Cooling Product in Small bakery
Good morning,
we have the same issue in our bakery, not cooling product fast enough.
Production wants to get away with covering the fan with fan covers but I'm against it since all kinds of debris are blown onto the product. Fans are on a cleaning schedule.
I just performed air testing placing petri plates onto the fans during a normal production day.
I also suggested using regular screen doors instead of fan covers to get a better air flow.
What are your thoughts?
Split from similar problem topic in this 2017 thread -
https://www.ifsqn.co...a-small-bakery/
This is a classic cooling problem and discussed in many threads on this forum for a variety of foods.
Some usual options are noted in link above.
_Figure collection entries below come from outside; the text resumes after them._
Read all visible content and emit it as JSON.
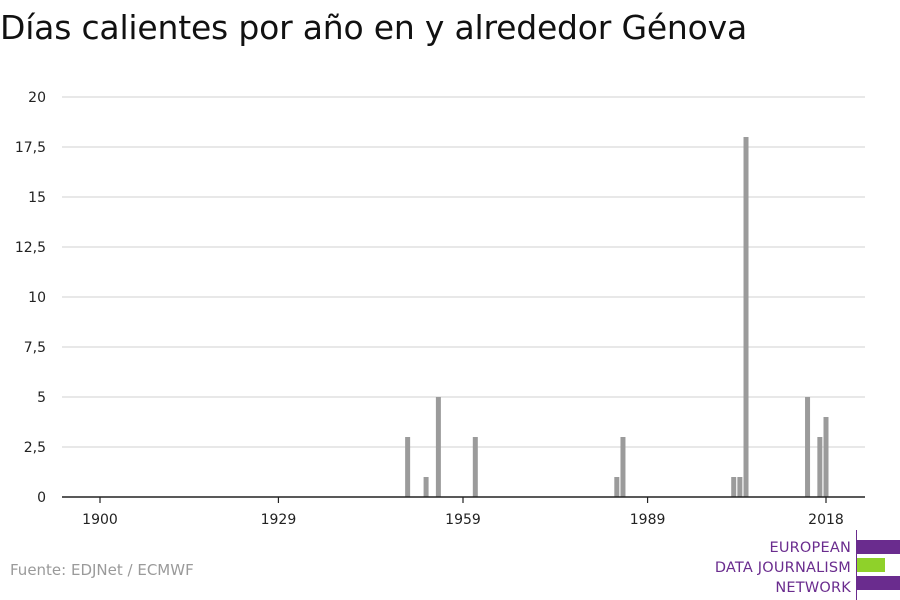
{
  "title": "Días calientes por año en y alrededor Génova",
  "source": "Fuente: EDJNet / ECMWF",
  "logo": {
    "lines": [
      "EUROPEAN",
      "DATA JOURNALISM",
      "NETWORK"
    ],
    "colors": {
      "text": "#6a2c8e",
      "bar_primary": "#6a2c8e",
      "bar_accent": "#8fd12a",
      "divider": "#6a2c8e"
    }
  },
  "chart_data": {
    "type": "bar",
    "title": "Días calientes por año en y alrededor Génova",
    "xlabel": "",
    "ylabel": "",
    "xlim": [
      1900,
      2018
    ],
    "ylim": [
      0,
      20
    ],
    "x_ticks": [
      1900,
      1929,
      1959,
      1989,
      2018
    ],
    "y_ticks": [
      0,
      2.5,
      5,
      7.5,
      10,
      12.5,
      15,
      17.5,
      20
    ],
    "y_tick_labels": [
      "0",
      "2,5",
      "5",
      "7,5",
      "10",
      "12,5",
      "15",
      "17,5",
      "20"
    ],
    "grid": "horizontal",
    "bar_color": "#9b9b9b",
    "x": [
      1950,
      1953,
      1955,
      1961,
      1984,
      1985,
      2003,
      2004,
      2005,
      2015,
      2017,
      2018
    ],
    "values": [
      3,
      1,
      5,
      3,
      1,
      3,
      1,
      1,
      18,
      5,
      3,
      4
    ]
  }
}
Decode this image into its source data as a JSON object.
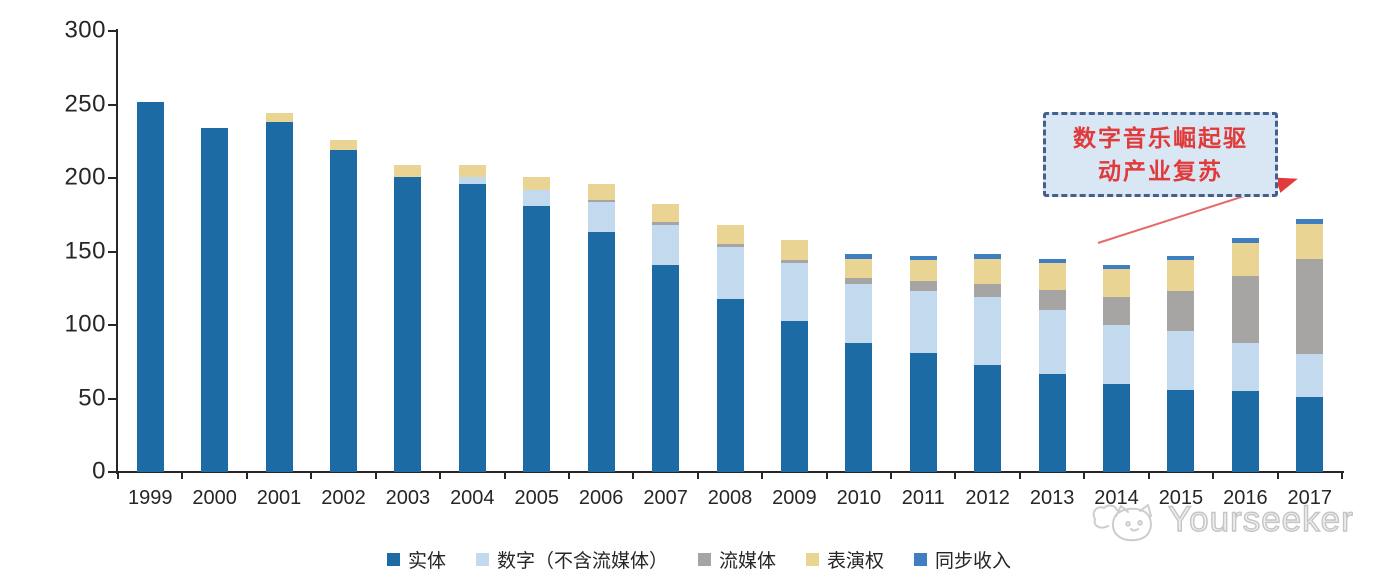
{
  "chart_data": {
    "type": "bar",
    "stacked": true,
    "title": "",
    "xlabel": "",
    "ylabel": "",
    "ylim": [
      0,
      300
    ],
    "y_ticks": [
      300,
      250,
      200,
      150,
      100,
      50,
      0
    ],
    "grid": false,
    "legend_position": "bottom",
    "categories": [
      "1999",
      "2000",
      "2001",
      "2002",
      "2003",
      "2004",
      "2005",
      "2006",
      "2007",
      "2008",
      "2009",
      "2010",
      "2011",
      "2012",
      "2013",
      "2014",
      "2015",
      "2016",
      "2017"
    ],
    "series": [
      {
        "name": "实体",
        "key": "physical",
        "color": "#1c6ba5",
        "values": [
          252,
          234,
          238,
          219,
          201,
          196,
          181,
          163,
          141,
          118,
          103,
          88,
          81,
          73,
          67,
          60,
          56,
          55,
          51
        ]
      },
      {
        "name": "数字（不含流媒体）",
        "key": "digital-excl-streaming",
        "color": "#c3d9ee",
        "values": [
          0,
          0,
          0,
          0,
          0,
          5,
          11,
          21,
          27,
          35,
          39,
          40,
          42,
          46,
          43,
          40,
          40,
          33,
          29
        ]
      },
      {
        "name": "流媒体",
        "key": "streaming",
        "color": "#a6a5a3",
        "values": [
          0,
          0,
          0,
          0,
          0,
          0,
          0,
          1,
          2,
          2,
          2,
          4,
          7,
          9,
          14,
          19,
          27,
          45,
          65
        ]
      },
      {
        "name": "表演权",
        "key": "performance-rights",
        "color": "#e9d493",
        "values": [
          0,
          0,
          6,
          7,
          8,
          8,
          9,
          11,
          12,
          13,
          14,
          13,
          14,
          17,
          18,
          19,
          21,
          23,
          24
        ]
      },
      {
        "name": "同步收入",
        "key": "sync-revenue",
        "color": "#3f7fc1",
        "values": [
          0,
          0,
          0,
          0,
          0,
          0,
          0,
          0,
          0,
          0,
          0,
          3,
          3,
          3,
          3,
          3,
          3,
          3,
          3
        ]
      }
    ]
  },
  "annotation": {
    "line1": "数字音乐崛起驱",
    "line2": "动产业复苏",
    "text_color": "#e03a3a",
    "box_fill": "#d9e6f3",
    "box_border_color": "#44618e",
    "arrow_color": "#e65252"
  },
  "watermark": {
    "brand": "Yourseeker",
    "color": "#c5c5c5"
  }
}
Official articles typically stress need for appropriate air blast freezers. The usual user limitation is, of course, cost.
Any more recent thoughts/solutions are invited.
Small chilling / cooling tunnel?
A) lower the ambient room temperature if possible
B) Cooling tunnel placed over conveyor
C) installation of blast freezer----the velocity of the air works to efficiently lower the product temperature on a very small foot print----these can even been installed as a walk in-where the product remains on racks and is rolled in and out as product temp is reduced
Fans are only moving ambient air? What is your ambient temp currently and what temp/time combo are you trying to achieve?